¿Y saben qué, mi querida Ekaterina Sergeevna? Resulta que me apresuré al darme por acabado. O bien el otro día filosofé lo suficiente entre las ruinas, o bien el sol de aquí cura cualquier melancolía, pero en cuanto pasó la tormenta, su Dimas Kalabas salió corriendo a conocer la ciudad de Encarnación. Con un entusiasmo y una curiosidad inagotables, como en su juventud. Empezar por la iglesita, caminar por las callecitas cuesta abajo hacia el río, sentarse junto al río, contemplando la inmensidad de sus aguas y la otra orilla. Y caminaba yo tan animadamente por las aceras empedradas de este pueblito, que casi creí que volvía a tener 20 años.

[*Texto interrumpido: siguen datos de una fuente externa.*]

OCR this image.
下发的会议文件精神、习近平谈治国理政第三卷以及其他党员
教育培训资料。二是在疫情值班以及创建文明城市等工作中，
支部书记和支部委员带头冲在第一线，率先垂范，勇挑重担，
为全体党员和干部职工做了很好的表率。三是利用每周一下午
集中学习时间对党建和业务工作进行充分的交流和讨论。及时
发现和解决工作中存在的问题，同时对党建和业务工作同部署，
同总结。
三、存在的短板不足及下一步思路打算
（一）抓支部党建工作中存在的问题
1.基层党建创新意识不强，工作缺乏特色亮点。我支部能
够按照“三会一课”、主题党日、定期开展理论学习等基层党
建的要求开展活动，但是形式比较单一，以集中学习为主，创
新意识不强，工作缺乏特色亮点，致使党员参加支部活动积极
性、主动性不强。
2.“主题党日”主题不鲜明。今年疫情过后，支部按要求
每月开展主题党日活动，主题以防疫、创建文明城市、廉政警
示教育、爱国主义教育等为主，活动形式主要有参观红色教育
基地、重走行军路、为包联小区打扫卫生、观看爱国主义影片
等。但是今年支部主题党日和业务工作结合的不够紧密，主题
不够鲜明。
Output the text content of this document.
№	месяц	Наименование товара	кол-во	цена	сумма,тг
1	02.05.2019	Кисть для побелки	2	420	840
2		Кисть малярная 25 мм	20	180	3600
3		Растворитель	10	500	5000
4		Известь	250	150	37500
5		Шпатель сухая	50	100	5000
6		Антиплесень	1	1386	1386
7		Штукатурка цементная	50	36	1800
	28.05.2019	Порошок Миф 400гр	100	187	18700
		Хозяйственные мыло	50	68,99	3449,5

Silbando y dando saltitos, ya me disponía a echar a correr hacia la prometedora playa, cuando de repente me topé en un escaparate con mi propio reflejo, y me quedé boquiabierto. ¡Madre mía, cómo pasan los años! ¿Adónde se fue aquel muchacho flaco que, alimentándose únicamente de sándwiches de salchichón, recorría las ciudades provincianas de la inmensa patria? ¿Quién es este hombre maduro de pelo canoso? ¿De dónde sacó ese sombrero de paja? ¿Y la camisa bordada, eh? ¡La camisa! ¿Y la bufanda hecha a mano, que resalta tan favorablemente el bronceado chocolate sudamericano? ¡Miren en qué se ha convertido Dimas Kalabas en Paraguay! Casi un actor de cine. Solo las gafas ya dicen mucho: con unas gafas así, realmente parezco el protagonista de una película de aventuras. Ni más ni menos: o un contrabandista en el fin de la civilización, o un pícaro de ciudad. Y el decorado alrededor está a la altura: no se sabe si es la frontera o la capital. Una catedral blanca, católica, con una arcada. Casitas con tejados de tejas. Calles desiertas, sombras de los árboles sobre las vallas blancas, cielo azul entre madejas de cables. Y junto al río, una moderna autopista atraviesa interminables campos verdes. En la orilla, una avenida de las estrellas desemboca directamente en los borreguitos de las olas que separan Paraguay del Manhattan argentino de la otra orilla. Y en la playa, como en las mejores películas de Hollywood sobre la buena vida, un bar con palmeras y tumbonas invita seductoramente a tomar cócteles con ron. ¿Quién habría pensado que un simple muchacho siberiano, muchos años después, estaría sorbiendo una caipiriña, rodeado de blancas cortinas ondeantes, como una estrella de cine en una película popular? ¡Y qué interesante se ha retorcido la vida, que este protagonista se despertó en mí precisamente aquí!

     ¿Qué tendrá de especial esta ciudad paraguaya, que en sus escaparates vi a un Dimas completamente nuevo, con el que nunca había estado familiarizado? ¿Y por qué no me lo había encontrado antes, aunque recorrí toda Asia y Sudamérica? ¿Y cómo llamarlo ahora? ¿Señor Kalabas? ¿Don Dimas?

Así que imagíneselo, inolvidable Ekaterina Sergeevna: el señor Kalabas, sentado con un sombrero de paja a orillas del gran río Paraná, mira a través de las olas hacia su vida pasada y se maravilla ante lo sinuoso de su destino. Pero por mucho que se esfuerce, en sus gafas de sol espejadas solo se reflejan Argentina y un cielo infinitamente azul.